There is only one catch: Because Juan’s fish comes at the mercy of the sea, it is never the same size nor do they always have the same thing. Meals start at a certain price. They can run over the menu price if the fish is bigger, for example, so bring plenty of yen-jamins.
Also, if they catch aji that day, aji is on the menu. If they are unable to catch squid, then you have to order something else; so it is important to call ahead.
Juan offers a fresh sushi lunch special for under 1,000 yen. For dinner, one can order fresh from the tank or from an expansive menu that includes sashimi, sushi, stew, grilled fish and shellfish, soups, rice dishes, salads and tempura dishes.
The squid is to die for, starting at 1,300 yen — if you can get over eating it while it stares at you, trying to fight you off with its tentacles and sad eyes. It is a bit chewy but melts in your mouth.

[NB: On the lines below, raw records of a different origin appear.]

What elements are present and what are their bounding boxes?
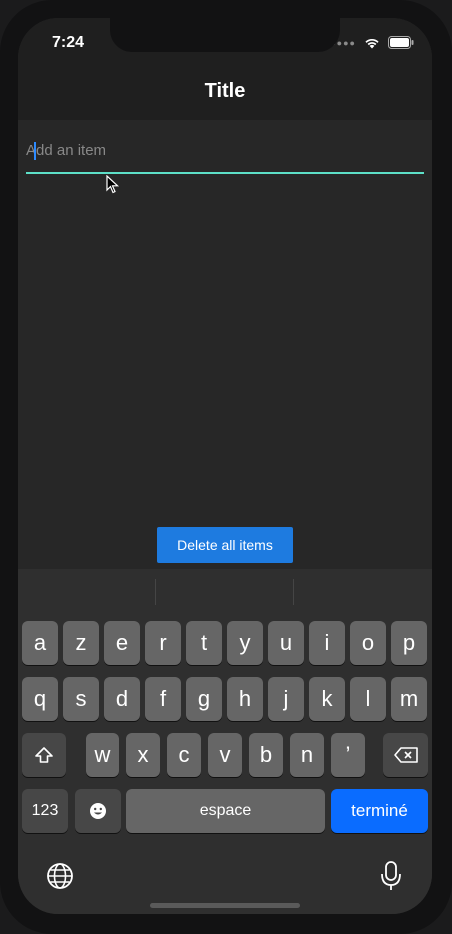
key-m[interactable]: m: [391, 677, 427, 721]
key-v[interactable]: v: [208, 733, 242, 777]
suggestion-bar: [18, 569, 432, 613]
key-k[interactable]: k: [309, 677, 345, 721]
key-apostrophe[interactable]: ’: [331, 733, 365, 777]
backspace-icon: [393, 747, 418, 763]
key-n[interactable]: n: [290, 733, 324, 777]
key-d[interactable]: d: [104, 677, 140, 721]
key-l[interactable]: l: [350, 677, 386, 721]
microphone-icon[interactable]: [380, 860, 402, 892]
suggestion-divider: [293, 579, 294, 605]
key-o[interactable]: o: [350, 621, 386, 665]
key-e[interactable]: e: [104, 621, 140, 665]
phone-screen: 7:24 ●●●● Title Add an item Delete all i…: [18, 18, 432, 914]
done-key[interactable]: terminé: [331, 789, 428, 833]
key-a[interactable]: a: [22, 621, 58, 665]
key-u[interactable]: u: [268, 621, 304, 665]
key-r[interactable]: r: [145, 621, 181, 665]
keyboard: a z e r t y u i o p q s d f g h j k l m: [18, 569, 432, 914]
add-item-input[interactable]: [26, 134, 424, 174]
backspace-key[interactable]: [383, 733, 428, 777]
delete-all-button[interactable]: Delete all items: [157, 527, 293, 563]
shift-key[interactable]: [22, 733, 66, 777]
text-caret: [34, 142, 36, 160]
shift-icon: [35, 747, 53, 763]
emoji-key[interactable]: [75, 789, 121, 833]
key-h[interactable]: h: [227, 677, 263, 721]
page-title: Title: [204, 80, 246, 102]
key-q[interactable]: q: [22, 677, 58, 721]
key-i[interactable]: i: [309, 621, 345, 665]
phone-frame: 7:24 ●●●● Title Add an item Delete all i…: [0, 0, 452, 934]
notch: [110, 18, 340, 52]
home-indicator[interactable]: [150, 903, 300, 908]
key-x[interactable]: x: [126, 733, 160, 777]
status-icons: ●●●●: [330, 36, 414, 49]
key-c[interactable]: c: [167, 733, 201, 777]
space-key[interactable]: espace: [126, 789, 325, 833]
key-s[interactable]: s: [63, 677, 99, 721]
key-t[interactable]: t: [186, 621, 222, 665]
key-p[interactable]: p: [391, 621, 427, 665]
battery-icon: [388, 36, 414, 49]
key-g[interactable]: g: [186, 677, 222, 721]
key-f[interactable]: f: [145, 677, 181, 721]
wifi-icon: [365, 38, 379, 48]
key-y[interactable]: y: [227, 621, 263, 665]
app-bar: Title: [18, 62, 432, 120]
emoji-icon: [90, 803, 106, 819]
suggestion-divider: [155, 579, 156, 605]
mouse-pointer-icon: [106, 175, 120, 194]
key-b[interactable]: b: [249, 733, 283, 777]
input-underline: [26, 172, 424, 174]
key-z[interactable]: z: [63, 621, 99, 665]
globe-icon[interactable]: [46, 862, 74, 890]
key-w[interactable]: w: [86, 733, 119, 777]
keyboard-bottom-bar: [18, 852, 432, 902]
add-item-field[interactable]: Add an item: [26, 134, 424, 176]
status-time: 7:24: [52, 34, 85, 51]
key-j[interactable]: j: [268, 677, 304, 721]
numbers-key[interactable]: 123: [22, 789, 68, 833]
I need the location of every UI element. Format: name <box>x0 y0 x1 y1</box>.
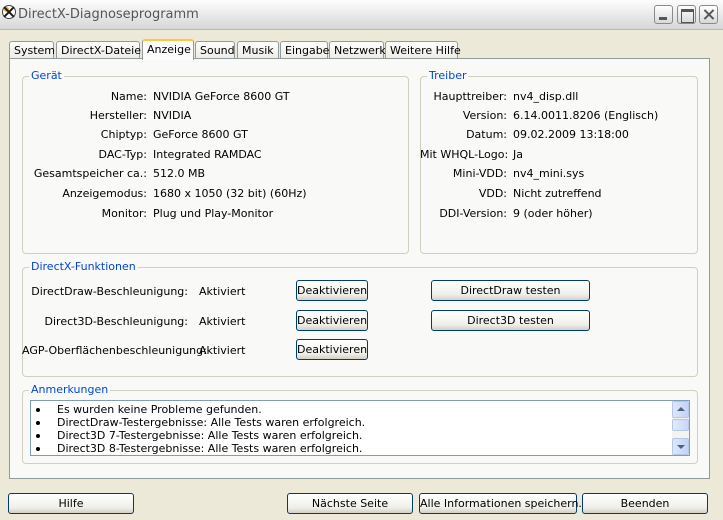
device-chip-label: Chiptyp: <box>100 128 147 141</box>
agp-disable-button[interactable]: Deaktivieren <box>296 339 368 360</box>
close-button[interactable] <box>699 5 718 24</box>
scroll-thumb[interactable] <box>672 419 689 431</box>
driver-mini-vdd-value: nv4_mini.sys <box>513 167 585 180</box>
maximize-button[interactable] <box>677 5 696 24</box>
tab-netzwerk[interactable]: Netzwerk <box>329 41 386 59</box>
help-button[interactable]: Hilfe <box>8 493 134 514</box>
notes-list[interactable]: Es wurden keine Probleme gefunden. Direc… <box>30 400 690 456</box>
list-item: Direct3D 8-Testergebnisse: Alle Tests wa… <box>31 442 671 455</box>
list-item: Direct3D 7-Testergebnisse: Alle Tests wa… <box>31 429 671 442</box>
device-display-mode-label: Anzeigemodus: <box>62 187 147 200</box>
device-name-value: NVIDIA GeForce 8600 GT <box>153 90 290 103</box>
driver-main-label: Haupttreiber: <box>433 90 507 103</box>
driver-date-label: Datum: <box>466 128 507 141</box>
notes-scrollbar[interactable] <box>672 401 689 455</box>
direct3d-disable-button[interactable]: Deaktivieren <box>296 310 368 331</box>
driver-version-value: 6.14.0011.8206 (Englisch) <box>513 109 659 122</box>
driver-ddi-version-value: 9 (oder höher) <box>513 207 593 220</box>
device-dac-value: Integrated RAMDAC <box>153 148 262 161</box>
device-name-label: Name: <box>110 90 147 103</box>
driver-date-value: 09.02.2009 13:18:00 <box>513 128 629 141</box>
driver-whql-value: Ja <box>513 148 523 161</box>
driver-ddi-version-label: DDI-Version: <box>439 207 507 220</box>
agp-accel-status: Aktiviert <box>199 344 246 357</box>
driver-main-value: nv4_disp.dll <box>513 90 579 103</box>
direct3d-accel-status: Aktiviert <box>199 315 246 328</box>
driver-group-title: Treiber <box>427 69 469 82</box>
window-title: DirectX-Diagnoseprogramm <box>18 7 199 22</box>
driver-version-label: Version: <box>462 109 507 122</box>
directx-features-title: DirectX-Funktionen <box>29 260 138 273</box>
scroll-down-arrow-icon[interactable] <box>672 438 689 455</box>
driver-vdd-label: VDD: <box>478 187 507 200</box>
directdraw-accel-status: Aktiviert <box>199 285 246 298</box>
device-display-mode-value: 1680 x 1050 (32 bit) (60Hz) <box>153 187 307 200</box>
directdraw-accel-label: DirectDraw-Beschleunigung: <box>31 285 188 298</box>
save-all-info-button[interactable]: Alle Informationen speichern... <box>419 493 589 514</box>
device-monitor-label: Monitor: <box>101 207 147 220</box>
direct3d-test-button[interactable]: Direct3D testen <box>431 310 590 331</box>
title-bar[interactable]: DirectX-Diagnoseprogramm <box>0 0 723 30</box>
device-group-title: Gerät <box>29 69 64 82</box>
device-memory-label: Gesamtspeicher ca.: <box>33 167 147 180</box>
device-manufacturer-value: NVIDIA <box>153 109 192 122</box>
device-monitor-value: Plug und Play-Monitor <box>153 207 274 220</box>
tab-directx-dateien[interactable]: DirectX-Dateien <box>56 41 148 59</box>
agp-accel-label: AGP-Oberflächenbeschleunigung: <box>22 344 207 357</box>
list-item: Es wurden keine Probleme gefunden. <box>31 403 671 416</box>
tab-anzeige[interactable]: Anzeige <box>142 39 194 60</box>
tab-musik[interactable]: Musik <box>237 41 279 59</box>
tab-sound[interactable]: Sound <box>195 41 235 59</box>
tab-system[interactable]: System <box>9 41 55 59</box>
driver-whql-label: Mit WHQL-Logo: <box>420 148 509 161</box>
device-chip-value: GeForce 8600 GT <box>153 128 248 141</box>
direct3d-accel-label: Direct3D-Beschleunigung: <box>44 315 188 328</box>
device-manufacturer-label: Hersteller: <box>89 109 147 122</box>
scroll-up-arrow-icon[interactable] <box>672 401 689 418</box>
tab-weitere-hilfe[interactable]: Weitere Hilfe <box>385 41 461 59</box>
list-item: DirectDraw-Testergebnisse: Alle Tests wa… <box>31 416 671 429</box>
exit-button[interactable]: Beenden <box>582 493 708 514</box>
directdraw-disable-button[interactable]: Deaktivieren <box>296 280 368 301</box>
driver-vdd-value: Nicht zutreffend <box>513 187 602 200</box>
tab-eingabe[interactable]: Eingabe <box>280 41 329 59</box>
driver-mini-vdd-label: Mini-VDD: <box>452 167 507 180</box>
directx-app-icon <box>2 5 16 19</box>
next-page-button[interactable]: Nächste Seite <box>287 493 413 514</box>
device-memory-value: 512.0 MB <box>153 167 206 180</box>
minimize-button[interactable] <box>654 5 673 24</box>
directdraw-test-button[interactable]: DirectDraw testen <box>431 280 590 301</box>
notes-group-title: Anmerkungen <box>29 383 111 396</box>
device-dac-label: DAC-Typ: <box>98 148 147 161</box>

Fresh lobster starts at 2,800 yen.
The aji is equally delicious, clean, falling somewhere between a white and a darker fish, not oily and a bargain at 800 yen. The best part is picking one from the tank and watching the chef pluck it from the water and run behind the counter to start preparing it for you while it flaps in his arms.

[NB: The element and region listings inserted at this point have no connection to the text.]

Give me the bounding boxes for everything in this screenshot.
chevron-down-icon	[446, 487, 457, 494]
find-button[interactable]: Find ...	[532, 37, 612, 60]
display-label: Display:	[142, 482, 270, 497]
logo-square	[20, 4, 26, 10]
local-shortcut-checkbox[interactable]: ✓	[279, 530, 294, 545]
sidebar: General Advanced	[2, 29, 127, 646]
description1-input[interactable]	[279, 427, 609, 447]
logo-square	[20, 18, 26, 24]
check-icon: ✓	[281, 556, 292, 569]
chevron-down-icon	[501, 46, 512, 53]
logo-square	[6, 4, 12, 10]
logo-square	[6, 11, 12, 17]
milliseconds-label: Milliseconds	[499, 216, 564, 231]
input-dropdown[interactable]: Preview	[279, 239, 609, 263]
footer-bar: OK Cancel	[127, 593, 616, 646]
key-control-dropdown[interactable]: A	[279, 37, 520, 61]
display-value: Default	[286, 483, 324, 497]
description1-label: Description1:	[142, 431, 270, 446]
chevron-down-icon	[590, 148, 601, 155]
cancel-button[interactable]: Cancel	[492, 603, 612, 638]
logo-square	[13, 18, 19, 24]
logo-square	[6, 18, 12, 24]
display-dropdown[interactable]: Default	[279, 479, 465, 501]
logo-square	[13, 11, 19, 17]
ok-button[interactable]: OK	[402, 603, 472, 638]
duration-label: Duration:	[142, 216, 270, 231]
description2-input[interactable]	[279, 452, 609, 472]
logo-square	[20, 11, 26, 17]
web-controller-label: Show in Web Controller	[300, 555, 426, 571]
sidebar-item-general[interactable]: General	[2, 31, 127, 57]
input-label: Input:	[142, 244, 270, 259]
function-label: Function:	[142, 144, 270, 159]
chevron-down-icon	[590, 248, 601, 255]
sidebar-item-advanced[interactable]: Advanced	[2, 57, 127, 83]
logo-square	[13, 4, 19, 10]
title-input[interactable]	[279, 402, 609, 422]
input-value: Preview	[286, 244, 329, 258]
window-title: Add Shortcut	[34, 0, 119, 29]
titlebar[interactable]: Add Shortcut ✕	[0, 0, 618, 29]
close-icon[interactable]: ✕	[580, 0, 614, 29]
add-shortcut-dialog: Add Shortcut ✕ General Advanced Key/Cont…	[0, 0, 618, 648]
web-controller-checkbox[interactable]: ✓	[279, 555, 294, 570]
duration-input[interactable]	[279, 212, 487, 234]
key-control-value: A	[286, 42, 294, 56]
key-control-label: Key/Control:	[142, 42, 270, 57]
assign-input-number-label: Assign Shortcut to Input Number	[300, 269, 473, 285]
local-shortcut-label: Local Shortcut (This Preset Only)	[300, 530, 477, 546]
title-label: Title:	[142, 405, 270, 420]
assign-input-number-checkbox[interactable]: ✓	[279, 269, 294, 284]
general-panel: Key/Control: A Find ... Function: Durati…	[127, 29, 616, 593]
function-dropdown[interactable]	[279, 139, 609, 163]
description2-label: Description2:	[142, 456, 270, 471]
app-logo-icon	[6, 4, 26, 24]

The sashimi, salads, grilled shellfish, sea urchin and fish/vegetable tempura medley all come highly recommended. Order several dishes at once on a large artistic platter or one at a time on smaller plates.

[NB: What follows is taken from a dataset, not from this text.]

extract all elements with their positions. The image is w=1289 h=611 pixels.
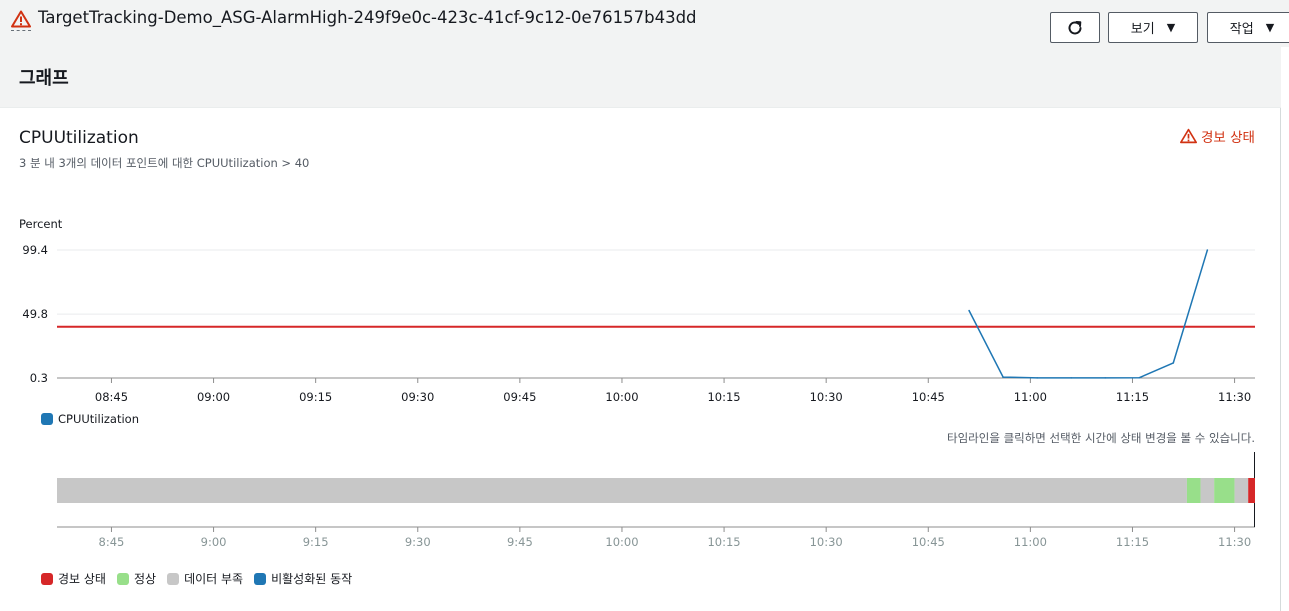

Sashimi starts at 600 yen for octopus. They have chef’s specials for 1,350 yen to 1,800 yen. Salads start at 500 yen. Grilled fish and shellfish range from 480 to 800 yen.
Fried chicken and oysters are 600 yen. Miso soup costs 400-500 yen. Juan even has duck stew for 3,300 yen and whale sashimi for 1,100 yen for those who like to walk on the wild side.
They also have a wide range of cocktails and teas.
For an added bonus, after you eat the fresh-from-the-tank aji or ika, ask the chef to fry it up for tempura and leave nothing for the birds. Eat the head, tail, bones and tentacles, cooked to a crunchy and delicious batter-dipped perfection.
Dinner reservations are suggested for all diners. They are required for those who want Japanese nabe, vegetables and seafood for two cooked in a hot pot. Juan’s menu is in Japanese, so if you can’t read Japanese script or order in Japanese, you might have to invite a Japanese friend along or have the base travel office call ahead to make a reservation and order for you.
If high-fiving a squid while eating it piece by piece is wrong, thanks to Juan, I don’t ever want to be right.
JUANLocation: 1-1 Manzu-cho, Sasebo, Japan
Phone: Reservations must be made in Japanese. Call 0956-23-3686
Cost: Fresh ika (squid) starts at 1,300 yen (just over $10).
Directions: Take a right out of Sasebo Naval Base’s main gate. Go through four sets of lights. Take a right at the fifth light. When you get to the next light, Juan is across the street on the left side.